Violence also broke out in Mandalay, the country’s second-largest city, leaving at least six injured after police used slingshots against protesters and fired rubber bullets into the crowd.
Demonstrators retaliated by throwing bricks, said a rescue team member who assisted with the injured.
“One of them needed oxygen because he was hit with a rubber bullet in his rib,” rescue team head Khin Maung Tin told AFP.
Journalists on the scene also said police had beaten them in the melee.
– ‘State-ordered information blackout’ –
Monitoring group NetBlocks reported that a “state-ordered information blackout” had taken Myanmar almost entirely offline early Monday.

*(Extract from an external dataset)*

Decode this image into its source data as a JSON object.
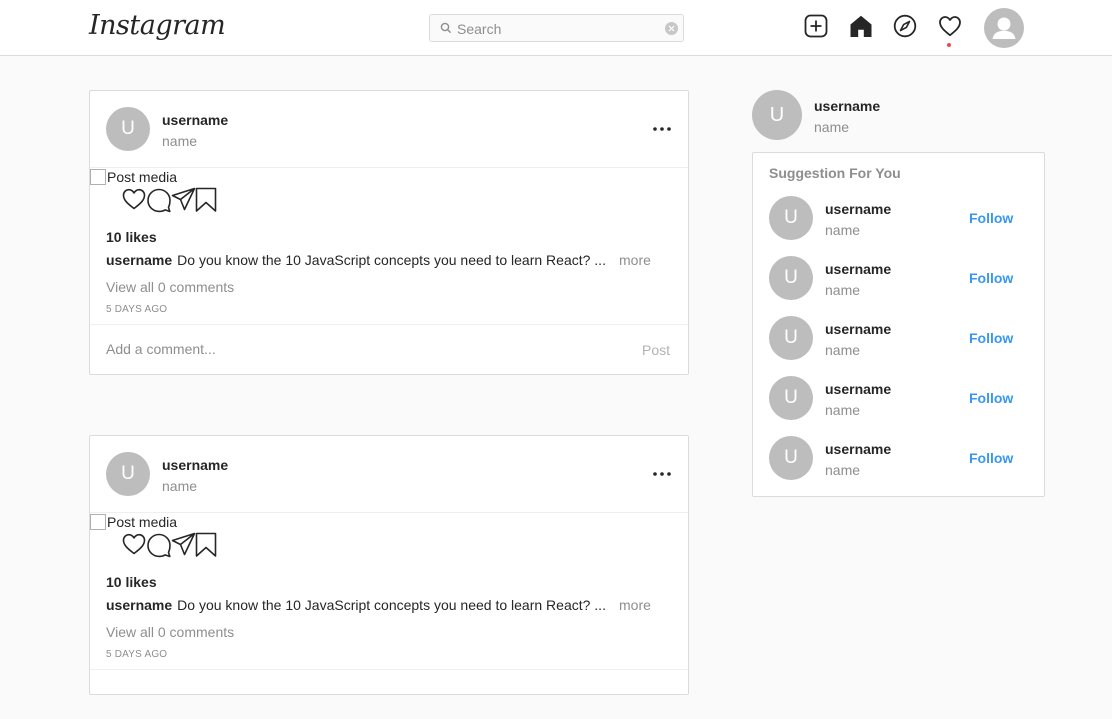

Internet connectivity was later restored around the start of the working day, with NetBlocks saying the blackout lasted around eight hours.
Intensifying fears the military was going to impose a far harsher crackdown, troops in the northern city of Myitkyina fired tear gas then shot at a crowd on Sunday night.
A journalist at the scene said it was unclear whether police had used rubber bullets or live rounds.
Local media outlets said at least five journalists monitoring the protest were detained and released Monday.
Much of the country has been in uproar since soldiers detained Suu Kyi, ending a decade-long experiment with democracy after generations of junta rule.
An internet blackout last weekend failed to quell resistance that has seen huge crowds throng big urban centres and isolated frontier villages alike.
So far, 400 people — including striking workers — have been detained since the coup, according to the Assistance Association for Political Prisoners monitoring group.
A joint statement from the US, British and European Union ambassadors urged security forces not to harm civilians.
UN Secretary-General Antonio Guterres echoed that call, asking the military to allow Swiss diplomat Christine Schraner Burgener to visit Myanmar “to assess the situation first hand”.
UN special rapporteur Tom Andrews said the junta’s efforts to rein in the burgeoning protest movement was a sign of “desperation” and amounted to a declaration of war against its people.
“Attention generals: You WILL be held accountable,” he tweeted.
The country’s new military leadership has so far been unmoved by a torrent of international condemnation.
The junta insists it took power lawfully and has instructed journalists in the country not to refer to it as a government that took power in a coup.
On Monday coup leader Min Aung Hlaing said “except the West”, other members of the international community say Myanmar’s affairs are “its internal matter”, echoing China and Russia.